Opaque layouts can also be used to “cut off” recursion into the structure of internally imported types. For example, we could chose to use an opaque layout for every type that is imported from an internal import, which reduces the number of abstract layouts we need to emit, but can degrade the quality of the generated code because the compile needs to go through the value witness table for opaque types. However, the information behind opaque types can be recovered in some cases, as will be discussed in the next section.
Recovering hidden type information
One of the challenges highlighted earlier in the document is that clients may have to emit larger or less-efficient code to copy values when the details of that value’s type have been hidden. For example, the copy of the type W
in a client needs to call through the opaque value witness table for MyString
rather than directly calling the C++ copy constructor (which could have been inlined).

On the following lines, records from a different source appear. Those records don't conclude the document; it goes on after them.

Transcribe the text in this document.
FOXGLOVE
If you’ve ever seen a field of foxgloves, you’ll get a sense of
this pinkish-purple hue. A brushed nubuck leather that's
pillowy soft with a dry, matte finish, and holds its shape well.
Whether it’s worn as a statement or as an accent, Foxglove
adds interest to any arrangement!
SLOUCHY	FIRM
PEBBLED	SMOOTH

The abstract layout mechanism allows clients to recover the “hidden” type information when they have access to the type that has been hidden. For example, let’s reconsider one of our earlier examples containing three Swift modules:
// module Utility
public struct X {
var name: String
}
// module Library
internal import Utility
public struct Y {
var x: X
}
// module Client
import Library
func dup(_ y: Y, count: Int) -> [Y] {
Array(repeating: y, count: count)
}
The abstract layouts in Library
could look like this:
@layout(size: 16, alignment: 8, stride: 16, bitwiseCopyable: false)
public struct Y {
@layout(offset: 0)
var x: @_hiddenType("$s7Utility1XV")
}
@layout(opaque, size: 16, alignment: 8, stride: 16, bitwiseCopyable: false)
struct $s7Utility1XV { }
Within Client
, copying an instance of Library.Y
means generating code to fetch and use the value witness table of Utility.X
, which is less efficient (both in code size and run time) than if we knew the layout non-opaquely.
However, if the Client
for some other reason were to import Utility
, it has knowledge of the type Utility.X
that it could use to emit better code. This is the other reason to use some form of mangled name for hidden types: $s7Utility1XV
uniquely identifies the type Utility.X
in a Swift program. If the Utility
module is available, the Swift compiler can resolve the hidden type $s7Utility1XV
to the actual type Utility.X
and implement the more efficient code path. The same approach can be applied to imported C++ types when in a module that itself has enabled C++ interoperability, subject to the C++ One Definition Rule (ODR).
This optimization approach allows clients to mitigate the code size and runtime performance cost of hiding implementation details by explicitly introducing import
dependencies on the modules that define these “hidden” types. The introduction of this import (or #include
in a bridging header) might uncover modularization-related issues that require fixing to get the optimization back.
Doug